A Screening Test for Early Diagnosis of Microcellular Bronchopulmonary Cancer-Pilot Study

Claudiu-Eduard Nistor; Raluca-Ioana Stefan-van Staden; Adrian Vasile Dumitru; Camelia Stanciu Găvan

doi:10.3390/jcm9010076

A Screening Test for Early Diagnosis of Microcellular Bronchopulmonary Cancer-Pilot Study

J Clin Med. 2019 Dec 27;9(1):76. doi: 10.3390/jcm9010076.

Authors

Claudiu-Eduard Nistor¹, Raluca-Ioana Stefan-van Staden², Adrian Vasile Dumitru³, Camelia Stanciu Găvan¹

Affiliations

¹ Department of Thoracic Surgery the Central Military Emergency University Hospital Bucharest, University of Medicine and Pharmacy "Carol Davila", Bucharest 010825, Romania.
² Laboratory of Electrochemistry and PATLAB Bucharest, National Institute of Research for Electrochemistry and Condensed Matter, Bucharest 060021, Romania.
³ Department of Pathological Anatomy Emergency University Hospital Bucharest, University of Medicine and Pharmacy "Carol Davila", Bucharest 050098, Romania.

Abstract

Introduction: According to WHO, in worldwide cancer mortality statistics, the first place is occupied by bronchopulmonary cancer. This reason has led us to carry out the present pilot study, was with the participation of the Clinics of Carol Davila University of Medicine and Pharmacy Bucharest in order to apply a technique developed earlier by Stefan-van Staden, for early detection of this type of cancer, initiate a personalized diagnosis, and implicitly apply a personalized treatment in order to increase the life expectancy among these patients. In recent years, there has been a tendency to find fast non-invasive screening methods for the early diagnosis of cancer. Therefore, the present pilot study proposed simultaneous detection of tumor markers (NSE and CEA) by different methods: (1) ELISA kits, (2) the method developed earlier by Stefan-van Staden-which used stochastic sensors, and (3) IHC. All selected patients selected by Dr Claudiu-Eduard Nistor, were suspected of microcellular bronchopulmonary cancer. Tumor tissue samples were collected by conventional and minimally invasive surgical techniques. The results obtained for the detection of markers in blood using ELISA, and stochastic methods (based on stochastic sensors) were correlated with the results obtained using anatomopathological and immunohistochemical analysis of the tumor tissues.

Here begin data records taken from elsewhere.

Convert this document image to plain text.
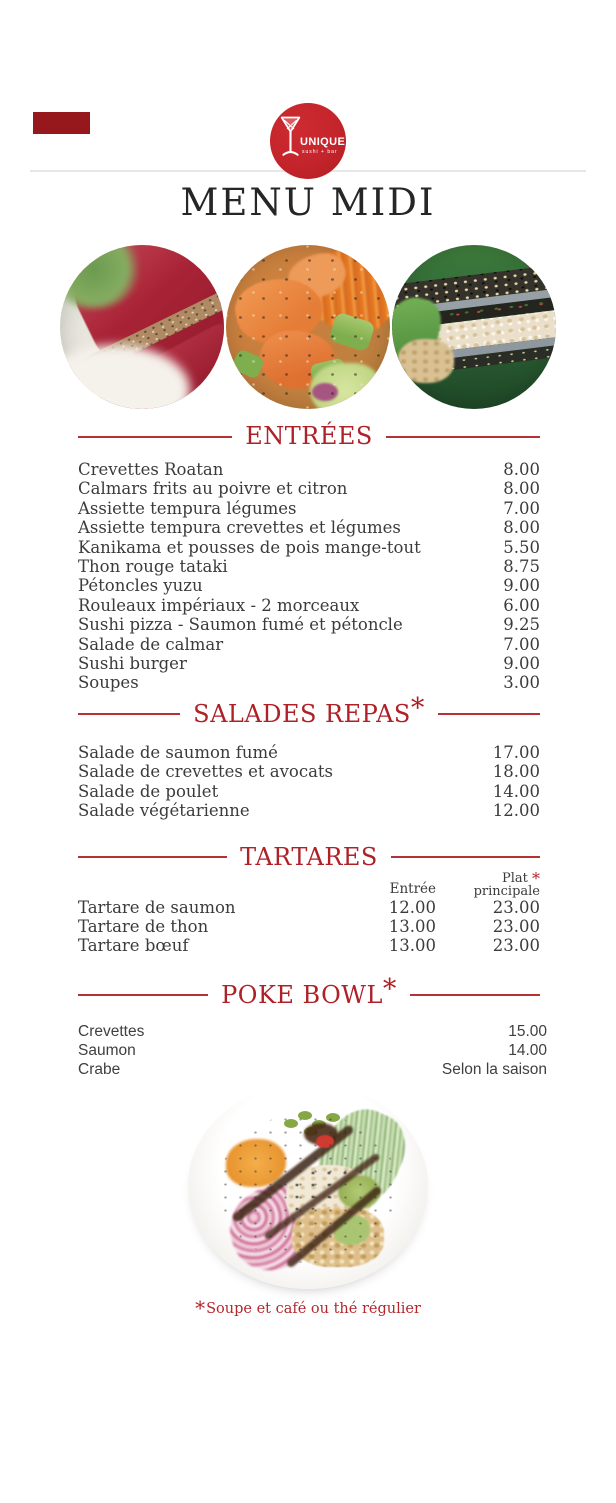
UNIQUE
sushi + bar
MENU MIDI
ENTRÉES
Crevettes Roatan	8.00
Calmars frits au poivre et citron	8.00
Assiette tempura légumes	7.00
Assiette tempura crevettes et légumes	8.00
Kanikama et pousses de pois mange-tout	5.50
Thon rouge tataki	8.75
Pétoncles yuzu	9.00
Rouleaux impériaux - 2 morceaux	6.00
Sushi pizza - Saumon fumé et pétoncle	9.25
Salade de calmar	7.00
Sushi burger	9.00
Soupes	3.00
SALADES REPAS*
Salade de saumon fumé	17.00
Salade de crevettes et avocats	18.00
Salade de poulet	14.00
Salade végétarienne	12.00
TARTARES
Entrée
Plat *
principale
Tartare de saumon	12.00	23.00
Tartare de thon	13.00	23.00
Tartare bœuf	13.00	23.00
POKE BOWL*
Crevettes	15.00
Saumon	14.00
Crabe	Selon la saison
*Soupe et café ou thé régulier
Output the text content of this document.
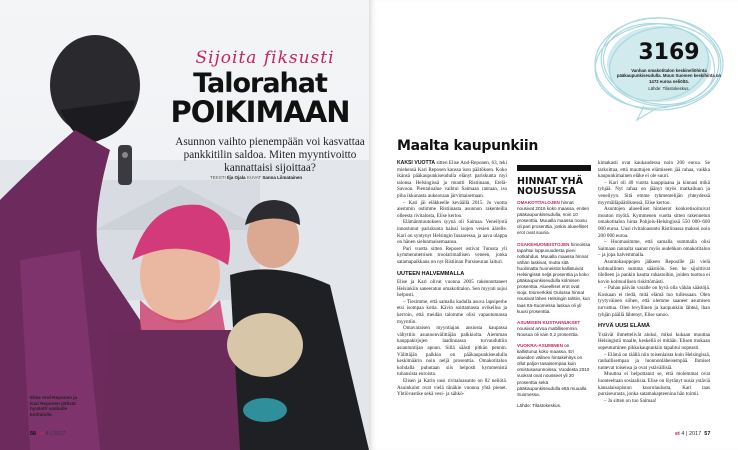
Sijoita fiksusti
Talorahat
POIKIMAAN
Asunnon vaihto pienempään voi kasvattaa pankkitilin saldoa. Miten myyntivoitto kannattaisi sijoittaa?
TEKSTI Ilja Ojala KUVAT Sanna Liimatainen
Elise And-Reponen ja Kari Reponen jättivät hyvästit vanhalle kotitalolle.
56 et 4 | 2017
3169
Vanhan omakotitalon keskineliöhinta pääkaupunkiseudulla. Muun Suomen keskihinta on 1472 euroa neliöltä.
Lähde: Tilastokeskus.
Maalta kaupunkiin

KAKSI VUOTTA sitten Elise And-Reponen, 63, teki miehensä Kari Reposen kanssa ison päätöksen. Koko ikänsä pääkaupunkiseudulla elänyt pariskunta myi talonsa Helsingissä ja muutti Ristiinaan, Etelä-Savoon. Pientaloalue vaihtui Saimaan rantaan, iso piha ikkunasta aukeavaan järvimaisemaan.

– Kari jäi eläkkeelle keväällä 2015. Jo vuotta aiemmin ostimme Ristiinasta asunnon rakenteilla olleesta rivitalosta, Elise kertoo.

Elämänmuutoksen syynä oli Saimaa. Veneilystä innostunut pariskunta halusi isojen vesien äärelle. Kari on syntynyt Helsingin Iosaaressa, ja aava ulappa on hänen sielunmaisemaansa.

Pari vuotta sitten Reposet ostivat Turusta yli kymmenmetrisen troolarimallisen veneen, jonka satamapaikkana on nyt Ristiinan Pursiseuran laituri.

UUTEEN HALVEMMALLA

Elise ja Kari olivat vuonna 2005 rakennuttaneet Helsinkiin saneeratun omakotitalon. Sen myynti sujui helposti.

– Tiesimme, että samalla kadulla asuva lapsiperhe etsi isompaa kotia. Kävin soittamassa ovikelloa ja kerroin, että meidän talomme olisi vapautumassa myyntiin.

Omavaraisen myyntiajan ansiosta kaupassa vältyttiin asunnonvälittäjän palkkiolta. Aiemman kauppakirjojen laadinnassa turvauduttiin asiantuntijan apuun. Sillä säästi pitkän pennin. Välittäjän palkkio on pääkaupunkiseudulla keskimäärin noin neljä prosenttia. Omakotitalon kohdalla puhutaan siis helposti kymmenistä tuhansista euroista.

Elisen ja Karin uusi rivitaloasunto on 82 neliötä. Asuinkulut ovat vielä tänäkin vuonna yhtä pienet. Yhtiövastike sekä vesi- ja sähkö-

HINNAT YHÄ NOUSUSSA

OMAKOTITALOJEN hinnat nousivat 2016 koko maassa, eniten pääkaupunkiseudulla, noin 10 prosenttia. Muualla maassa nousu oli pari prosenttia, joskin alueelliset erot ovat suuria.

OSAKEHUONEISTOJEN hinnoissa tapahtui loppuvuodesta pieni notkahdus. Muualla maassa hinnat vähän laskivat, mutta sitä huolimatta huoneistot kallistuivat Helsingissä neljä prosenttia ja koko pääkaupunkiseudulla kolmisen prosenttia. Alueelliset erot ovat isoja. Esimerkiksi Oulussa hinnat nousivat lähes Helsingin tahtiin, kun taas Itä-Suomessa laskua oli yli kuusi prosenttia.

ASUMISEN KUSTANNUKSET nousivat arvoa maltillisemmin. Nousua oli vain 0,2 prosenttia.

VUOKRA-ASUMINEN on kallistunut koko maassa. Eri alueiden välinen hintakehitys on ollut paljon tasaisempaa kuin omistusasunnoissa. Vuodesta 2010 vuokrat ovat nousseet yli 20 prosenttia sekä pääkaupunkiseudulla että muualla Suomessa.

Lähde: Tilastokeskus.

kimakasti ovat kaukaudessa noin 200 euroa. Se tarkoittaa, että muuttujen elämiseen jää rahaa, vaikka kaupunkimainen eläke ei ole suuri.

– Kari oli 40 vuotta kauppiaana ja kinnasi mikä tyhjää. Nyt rahaa on jäänyt myös matkailuun ja veneilyyn. Sitä emme tyhmentelijän yhteydessä myymälläpäätöksessä, Elise kertoo.

Asuntojen alueelliset hintaerot konkretisoituivat muuton myötä. Kymmenen vuotta sitten rakennetun omakotitalon hinta Pohjois-Helsingissä 550 000–600 000 euroa. Uusi rivitaloasunto Ristiinassa maksoi noin 200 000 euroa.

– Huomasimme, että samalla summalla olisi Saimaan rannalta saanut myös uudehkon omakotitalon – ja jopa halvemmalla.

Asuntokauppojen jälkeen Reposille jäi vielä kohtuullinen summa säästöön. Sen he sijoittivat tilelleen ja pankin kautta rahastoihin, joiden tuottoa ei kovin kohtuullisen riskittömästi.

– Pahan päivän varalle on hyvä olla vähän säästöjä. Koskaan ei tiedä, mitä elämä tuo tullessaan. Olen tyytyväinen siihen, että olemme saaneet asumisen turvattua. Olen levyllinen ja kaupunkiin lähteä, ihan tyhjän päällä lähtenyt, Elise sanoo.

HYVÄ UUSI ELÄMÄ

Ystävät ihmettelivät aluksi, miksi kukaan muuttaa Helsingistä maalle, keskellä ei mitään. Elisen mukaan sopeutuminen pikkukaupunkiin tapahtui nopeasti.

– Elämä on täällä niin toisenlaista kuin Helsingissä, rauhallisempaa ja luonnonläheisempää. Ihmiset tuntevat toisensa ja ovat ystävällisiä.

Muuttoa ei helpottanut se, että molemmat ovat luonteeltaan sosiaalisia. Elise on löytänyt uusia ystäviä kansalaisopiston kuorolaulusta, Kari taas pursiseurasta, jonka satamakapteenina hän toimii.

– Ja sitten on tuo Saimaa!

et 4 | 2017 57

Experimental: Stochastic sensors have been used to analyze NSE in blood samples and whole tissues. The IHC was performed for analyzing tumor tissue using standard procedures. ELISA has been used as a standard method to determine specific biomarkers in whole blood samples.

Results and discussion: A good correlation was found for results obtained using stochastic and ELISA methods, and IHC for blood and tissue analysis. Statistical evaluation of the data showed that the results of whole blood analysis are correlating very good with the analysis of pulmonary tumor tissue. Therefore, the stochastic method can be used for the detection and for the pursuit of therapeutic efficiency.

Conclusions: The data obtained, as well as the statistics, showed that the proposed method can be used as a screening method for fast and early detection of microcellular bronchopulmonary, being minim invasive. It can also be used for monitoring the therapeutic efficiency of the prescribed medication.

Keywords: CEA; ELISA; IHC; Microcellular Bronchopulmonary Cancer; NSE; stochastic sensors.